Torch MLP Estimator

You can use a PyTorch neural network as the flow-matching estimator by wrapping it with scikit-learn's RegressorMixin and BaseEstimator. This lets you mix deep learning with the same fit/predict API.

Defining a Scikit-learn-Compatible MLP

import numpy as np
import torch
import torch.nn as nn
from sklearn.base import BaseEstimator, RegressorMixin


class TorchMLPRegressor(BaseEstimator, RegressorMixin):
    """A simple MLP regressor compatible with scikit-learn's API.

    Parameters
    ----------
    hidden_dim : int
        Number of units in each hidden layer.
    n_layers : int
        Number of hidden layers.
    lr : float
        Learning rate for Adam.
    n_epochs : int
        Number of training epochs.
    batch_size : int
        Mini-batch size for training.
    """

    def __init__(
        self,
        hidden_dim=32,
        n_layers=3,
        lr=1e-3,
        n_epochs=10,
        batch_size=12,
    ):
        self.hidden_dim = hidden_dim
        self.n_layers = n_layers
        self.lr = lr
        self.n_epochs = n_epochs
        self.batch_size = batch_size

    def fit(self, X, y):
        X = torch.tensor(X, dtype=torch.float32)
        y = torch.tensor(y, dtype=torch.float32).reshape(len(y), -1)

        n_in, n_out = X.shape[1], y.shape[1]

        # build MLP
        layers = [nn.Linear(n_in, self.hidden_dim), nn.ReLU()]
        for _ in range(self.n_layers - 1):
            layers += [nn.Linear(self.hidden_dim, self.hidden_dim), nn.ReLU()]
        layers.append(nn.Linear(self.hidden_dim, n_out))
        self.model_ = nn.Sequential(*layers)

        optimizer = torch.optim.Adam(self.model_.parameters(), lr=self.lr)
        dataset = torch.utils.data.TensorDataset(X, y)
        loader = torch.utils.data.DataLoader(
            dataset, batch_size=self.batch_size, shuffle=True,
        )

        self.model_.train()
        for _ in range(self.n_epochs):
            for xb, yb in loader:
                loss = nn.functional.mse_loss(self.model_(xb), yb)
                optimizer.zero_grad()
                loss.backward()
                optimizer.step()

        return self

    def predict(self, X):
        self.model_.eval()
        X = torch.tensor(X, dtype=torch.float32)
        with torch.no_grad():
            return self.model_(X).numpy()

Using It with FlowMatchingBDT

from sklearn.datasets import make_moons
from flowmatching_bdt import FlowMatchingBDT

data, _ = make_moons(n_samples=500, noise=0.05, random_state=0)

model = FlowMatchingBDT(
    estimator=TorchMLPRegressor(hidden_dim=32, n_epochs=10),
    multi_output=True,  # skip MultiOutputRegressor wrapper
    n_flow_steps=50,
    n_duplicates=10,
)
model.fit(data)
samples = model.predict(num_samples=500)

Why This Works

The key ingredients that make any estimator compatible with FlowMatchingBDT are:

Inherit from BaseEstimator and RegressorMixin — this gives you get_params/set_params for free, which sklearn.base.clone needs to create fresh copies at each flow step.
Store all constructor arguments as attributes — BaseEstimator inspects __init__ parameters to implement cloning.

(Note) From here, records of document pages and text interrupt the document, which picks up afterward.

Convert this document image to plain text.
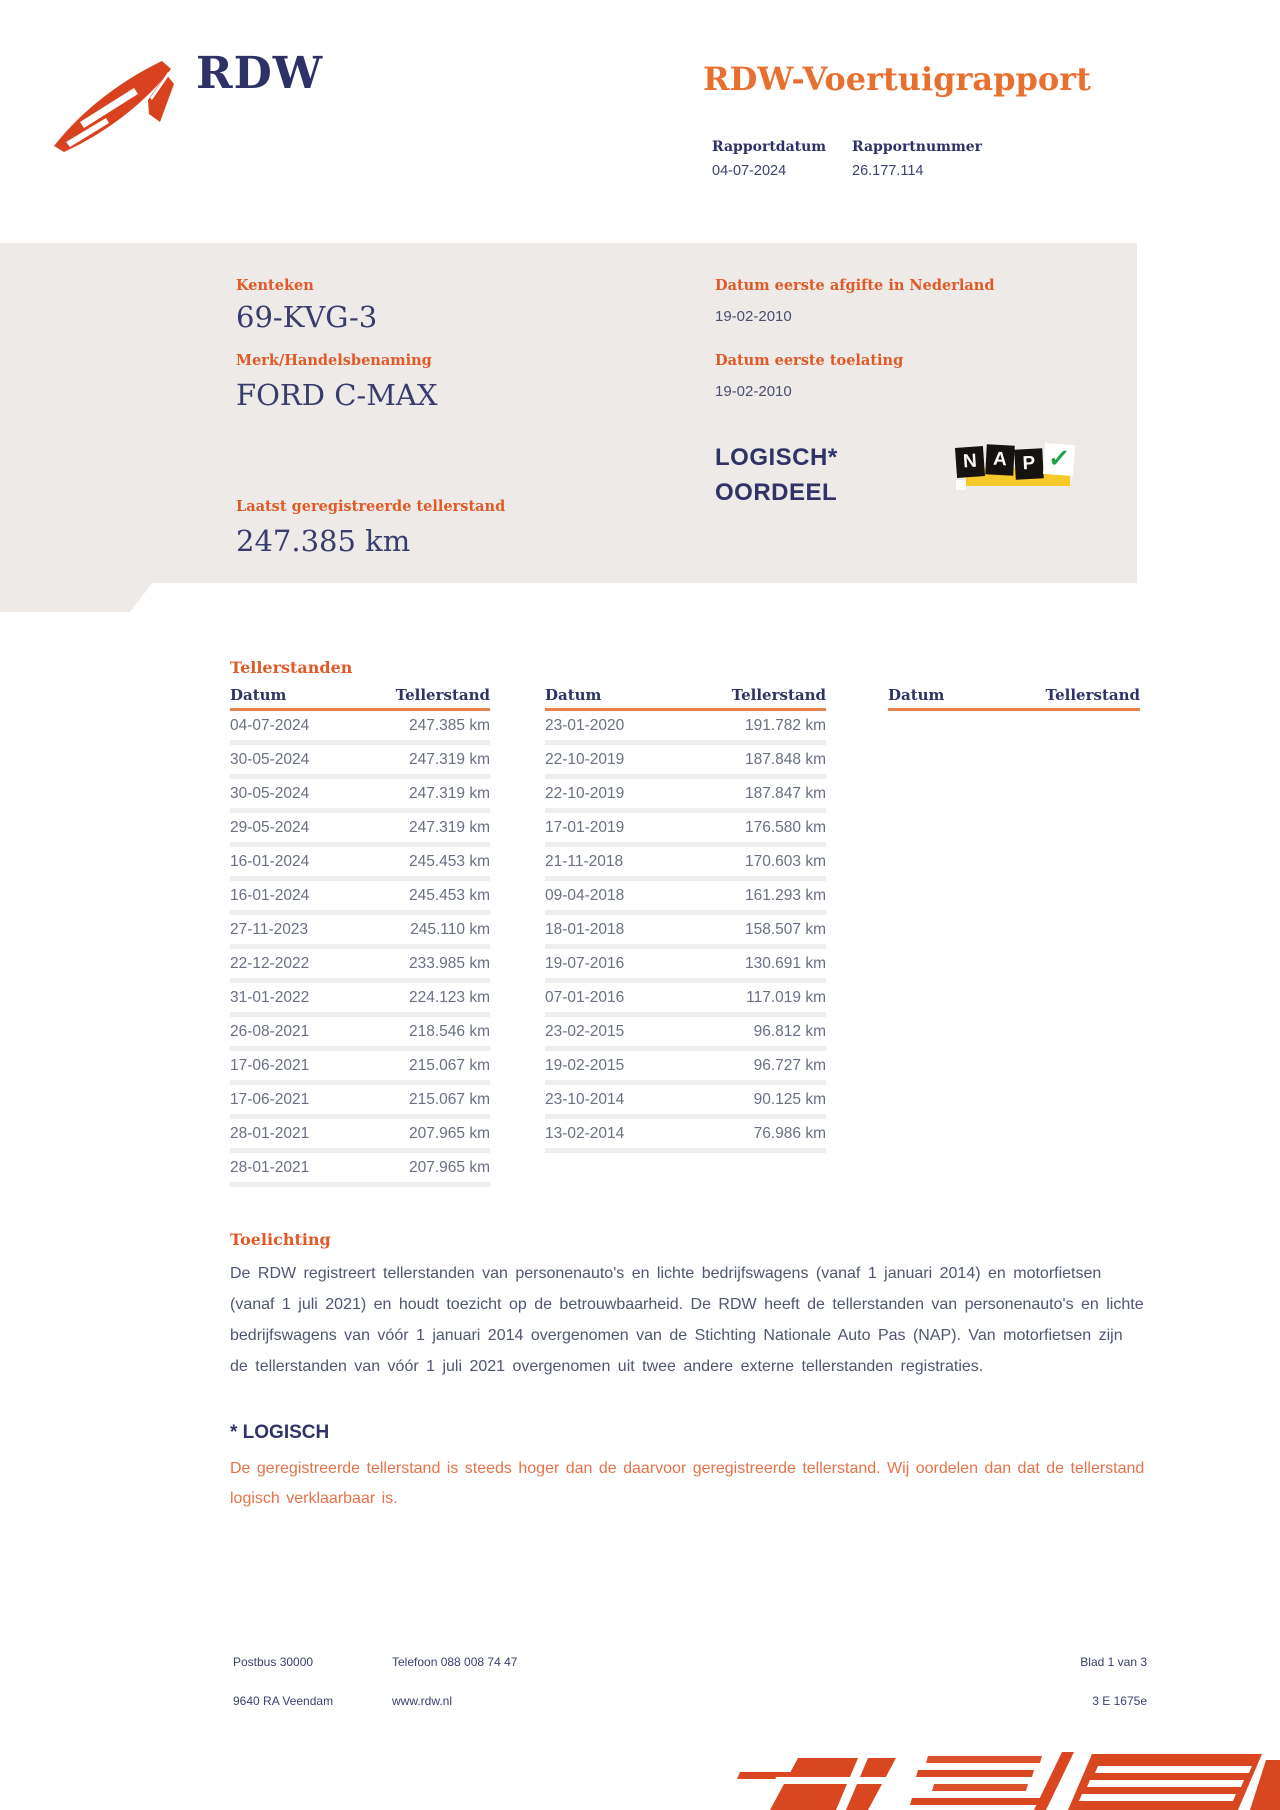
RDW	RDW-Voertuigrapport
Rapportdatum Rapportnummer
04-07-2024	26.177.114
Kenteken
69-KVG-3
Merk/Handelsbenaming
FORD C-MAX
Laatst geregistreerde tellerstand
247.385 km
Datum eerste afgifte in Nederland
19-02-2010
Datum eerste toelating
19-02-2010
LOGISCH*
OORDEEL
N A P ✓
Tellerstanden
Datum	Tellerstand
04-07-2024	247.385 km
30-05-2024	247.319 km
30-05-2024	247.319 km
29-05-2024	247.319 km
16-01-2024	245.453 km
16-01-2024	245.453 km
27-11-2023	245.110 km
22-12-2022	233.985 km
31-01-2022	224.123 km
26-08-2021	218.546 km
17-06-2021	215.067 km
17-06-2021	215.067 km
28-01-2021	207.965 km
28-01-2021	207.965 km
Datum	Tellerstand
23-01-2020	191.782 km
22-10-2019	187.848 km
22-10-2019	187.847 km
17-01-2019	176.580 km
21-11-2018	170.603 km
09-04-2018	161.293 km
18-01-2018	158.507 km
19-07-2016	130.691 km
07-01-2016	117.019 km
23-02-2015	96.812 km
19-02-2015	96.727 km
23-10-2014	90.125 km
13-02-2014	76.986 km
Datum	Tellerstand
Toelichting
De RDW registreert tellerstanden van personenauto's en lichte bedrijfswagens (vanaf 1 januari 2014) en motorfietsen (vanaf 1 juli 2021) en houdt toezicht op de betrouwbaarheid. De RDW heeft de tellerstanden van personenauto's en lichte bedrijfswagens van vóór 1 januari 2014 overgenomen van de Stichting Nationale Auto Pas (NAP). Van motorfietsen zijn de tellerstanden van vóór 1 juli 2021 overgenomen uit twee andere externe tellerstanden registraties.
* LOGISCH
De geregistreerde tellerstand is steeds hoger dan de daarvoor geregistreerde tellerstand. Wij oordelen dan dat de tellerstand logisch verklaarbaar is.
Postbus 30000
9640 RA Veendam
Telefoon 088 008 74 47
www.rdw.nl
Blad 1 van 3
3 E 1675e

Every __init__ argument must be stored as self.<name> with the exact same name.
Implement fit(X, y) and predict(X) — the standard scikit-learn interface.

Tip

Setting multi_output=True tells FlowMatchingBDT to use your estimator directly instead of wrapping it in MultiOutputRegressor. This is the right choice for neural networks and any other estimator that natively handles multi-dimensional output.